Dos mundos integrados con naturalidad

Hace 40 años hizo su aparición en un disco, por primera vez. Aún no había cumplido 20 y el estilo de Pat Metheny ya era reconocible. El álbum era Jaco, del bajista Jaco Pastorius, y allí estaban también el baterista Bruce Ditmas y el genial Paul Bley, en una infrecuente participación en piano eléctrico. Ese mismo año, Metheny se incorporó al grupo de quien había sido su maestro en la escuela Berklee de Boston, el vibrafonista Gary Burton, con quien grabó dos discos extraordinarios: Dreams So Real, dedicado a piezas de Carla Bley (como segundo guitarrista junto a Mick Goodrick), y Passengers (con Eberhard Weber agregándose en contrabajo eléctrico al bajo de Steve Swallow). Y en 1976 llegaría uno de los debuts solistas más deslumbrantes de la década: el notable Bright Size Life, en trío con Pastorius y Bob Moses.

Si se escucha el puñado de discos que Metheny publicó en esos años iniciales –la primera grabación con el tecladista Lyle Mays, Watercolors, de 1977; New Chautauqua, un álbum a solas con su guitarra, de 1979; y Pat Metheny Group y American Garage, de 1978 y 1979, donde define un imaginario musical claramente norteamericano, que no les huye a las zonas más “bajas” del paisaje cultural– queda en evidencia uno de los rasgos que caracteriza a una de las carreras más deslumbrantes, ricas y variadas del jazz actual y sus alrededores. Por un lado, una manera de frasear angular, imprevisible y, al mismo tiempo, siempre pendiente del sentido melódico. Por otro, un concepto en la composición que tiene como guía principal a Ornette Coleman: temas asimétricos, con preguntas y respuestas de duraciones distintas, y una integración fluida entre la melodía y la armonía (eso que Ornette llama “harmolodic”). Además, claro, de un abanico de intereses que incorporó elementos del country y el folk (en particular ciertas matrices melódicas y, claramente, la forma del rasguido de la mano derecha) y, más adelante, polirritmias de matriz afro(sud)americanas, sobre todo del nordeste brasileño.

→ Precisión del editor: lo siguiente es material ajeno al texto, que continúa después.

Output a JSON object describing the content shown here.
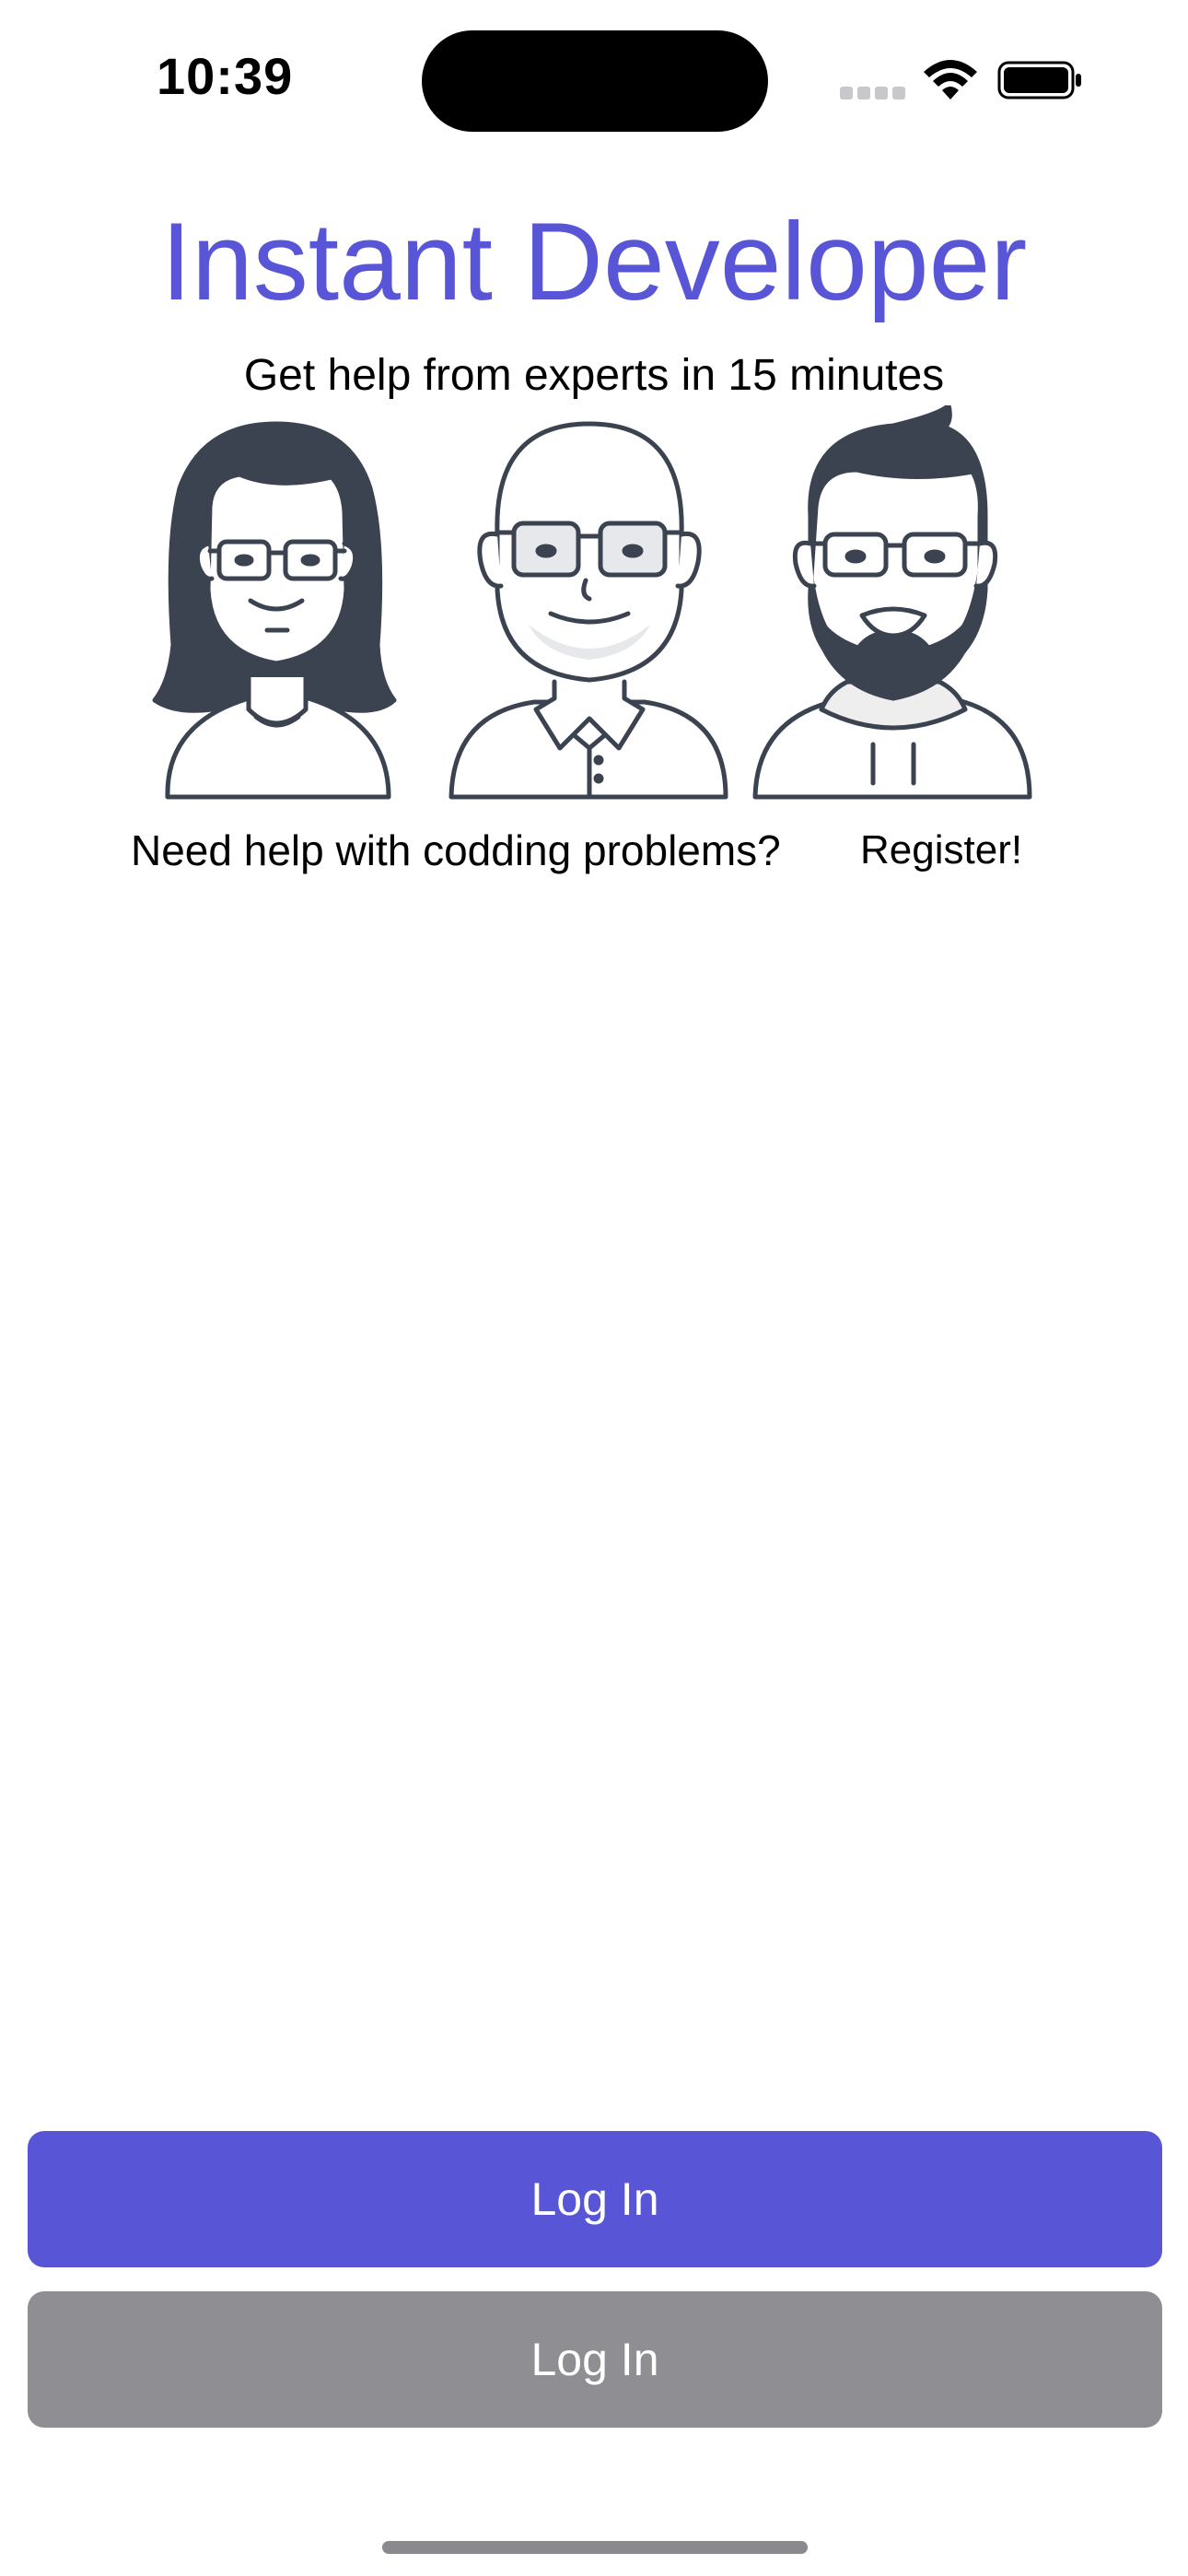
{
  "status_bar": {
    "time": "10:39"
  },
  "header": {
    "title": "Instant Developer",
    "subtitle": "Get help from experts in 15 minutes"
  },
  "illustration": {
    "avatars": [
      "woman-with-glasses-avatar",
      "bald-man-with-glasses-avatar",
      "bearded-man-with-glasses-avatar"
    ]
  },
  "prompt": {
    "text": "Need help with codding problems?",
    "register_label": "Register!"
  },
  "actions": {
    "primary_label": "Log In",
    "secondary_label": "Log In"
  },
  "colors": {
    "accent": "#5856d6",
    "secondary_button": "#8e8e93",
    "illustration_stroke": "#3c4350"
  }
}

Metheny jamás se conformó con lo ya conseguido y se internó frecuentemente en terrenos más experimentales (Song X, con Ornette Coleman; más cerca en el tiempo Tap, con piezas de John Zorn). Llevó la aparente facilidad del sonido de su grupo con Mays a terrenos de ultracomplejidad, como en The Way Up (2005). Fue partenaire del compositor Steve Reich en la obra Electric Counterpoint, de David Bowie en la música para la película The Falcon and the Snowman y de Milton Nascimento en Encontros e despedidas. También lideró proyectos de una cierta ortodoxia jazzística, como sus tríos con Charlie Haden y Billy Higgins (Rejoicing, de 1984), o con Dave Holland y Roy Haynes (Question and Answer, de 1990), su cuarteto con Brad Mehldau en piano, y el más reciente Unity Band, con el saxofonista Chris Potter, Ben Williams en contrabajo y Antonio Sánchez en batería. Y, lejos del último lugar en importancia, abundó en búsquedas tímbricas que llevaron a la incorporación de la guitarra sintetizada y, más adelante, del orchestrion.

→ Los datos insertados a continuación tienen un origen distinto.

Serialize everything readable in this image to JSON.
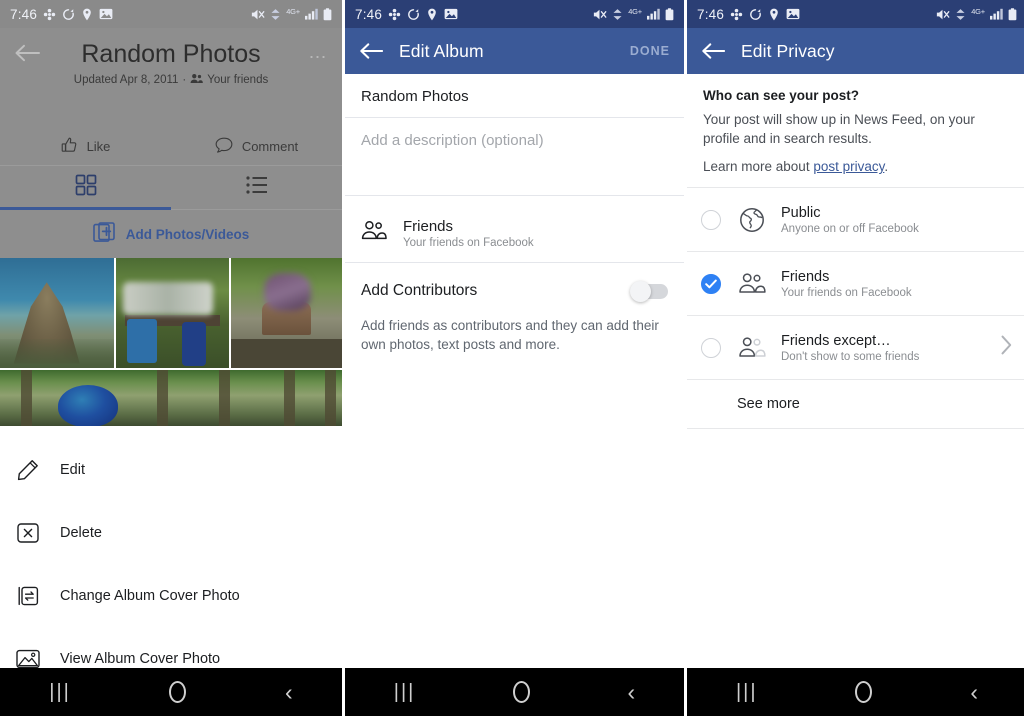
{
  "status_bar": {
    "time": "7:46",
    "left_icons": [
      "shortcut-icon",
      "sync-icon",
      "location-icon",
      "screenshot-icon"
    ],
    "right_icons": [
      "mute-icon",
      "nfc-icon",
      "lte-label",
      "signal-icon",
      "battery-icon"
    ],
    "lte_label": "4G+"
  },
  "nav_bar": {
    "recents_label": "|||",
    "home_label": "",
    "back_label": "‹"
  },
  "colors": {
    "facebook_blue": "#3b5998",
    "status_bar_blue": "#2b3f75",
    "accent_blue": "#2e81f4",
    "link_blue": "#3b5998",
    "divider": "#e4e6eb",
    "dim_overlay": "#8e8e8e"
  },
  "panel_album": {
    "title": "Random Photos",
    "subtitle_updated": "Updated Apr 8, 2011",
    "subtitle_sep": "·",
    "subtitle_audience": "Your friends",
    "back_icon": "back-arrow-icon",
    "more_icon": "overflow-menu-icon",
    "actions": [
      {
        "label": "Like",
        "icon": "thumbs-up-icon"
      },
      {
        "label": "Comment",
        "icon": "comment-bubble-icon"
      }
    ],
    "tabs": [
      {
        "name": "grid-view",
        "icon": "grid-icon",
        "active": true
      },
      {
        "name": "list-view",
        "icon": "list-icon",
        "active": false
      }
    ],
    "add_photos_label": "Add Photos/Videos",
    "add_photos_icon": "add-photo-icon",
    "menu_items": [
      {
        "label": "Edit",
        "icon": "pencil-icon"
      },
      {
        "label": "Delete",
        "icon": "delete-x-icon"
      },
      {
        "label": "Change Album Cover Photo",
        "icon": "swap-photo-icon"
      },
      {
        "label": "View Album Cover Photo",
        "icon": "image-icon"
      }
    ]
  },
  "panel_edit_album": {
    "app_bar_title": "Edit Album",
    "done_label": "DONE",
    "back_icon": "back-arrow-icon",
    "album_name_value": "Random Photos",
    "description_placeholder": "Add a description (optional)",
    "audience": {
      "icon": "friends-icon",
      "title": "Friends",
      "subtitle": "Your friends on Facebook"
    },
    "contributors": {
      "label": "Add Contributors",
      "toggle_state": "off",
      "description": "Add friends as contributors and they can add their own photos, text posts and more."
    }
  },
  "panel_edit_privacy": {
    "app_bar_title": "Edit Privacy",
    "back_icon": "back-arrow-icon",
    "question": "Who can see your post?",
    "explanation": "Your post will show up in News Feed, on your profile and in search results.",
    "learn_more_prefix": "Learn more about ",
    "learn_more_link": "post privacy",
    "learn_more_suffix": ".",
    "options": [
      {
        "title": "Public",
        "subtitle": "Anyone on or off Facebook",
        "icon": "globe-icon",
        "selected": false,
        "has_chevron": false
      },
      {
        "title": "Friends",
        "subtitle": "Your friends on Facebook",
        "icon": "friends-icon",
        "selected": true,
        "has_chevron": false
      },
      {
        "title": "Friends except…",
        "subtitle": "Don't show to some friends",
        "icon": "friends-except-icon",
        "selected": false,
        "has_chevron": true
      }
    ],
    "see_more_label": "See more"
  }
}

Todas estas caras habían estado, siempre, en compartimentos más o menos separados. Más allá de que el estilo Metheny se filtrara en unas y otras facetas de su obra, la separación era tal que hasta permitía fans diferenciados para unos y otros rumbos de su carrera. En ese sentido, Kin (??), el brillante nuevo disco que acaba de editar Nonesuch (y que Warner publicó localmente) es un hecho trascendente. Aquí, la Unity Band se convierte en Unity Group, y al viejo cuarteto se agrega Giulio Carmassi. Pero, sobre todo, las distintas caras de Metheny se unen. Carmassi, un multiinstrumentista que va del piano a la trompeta, el canto, la percusión o la flauta dulce, le permite a Metheny, como alguna vez Pedro Aznar, contar con una paleta inmensa de recursos. Y la música transcurre con naturalidad entre lo finamente escrito, hasta los mínimos detalles, y la improvisación más estricta.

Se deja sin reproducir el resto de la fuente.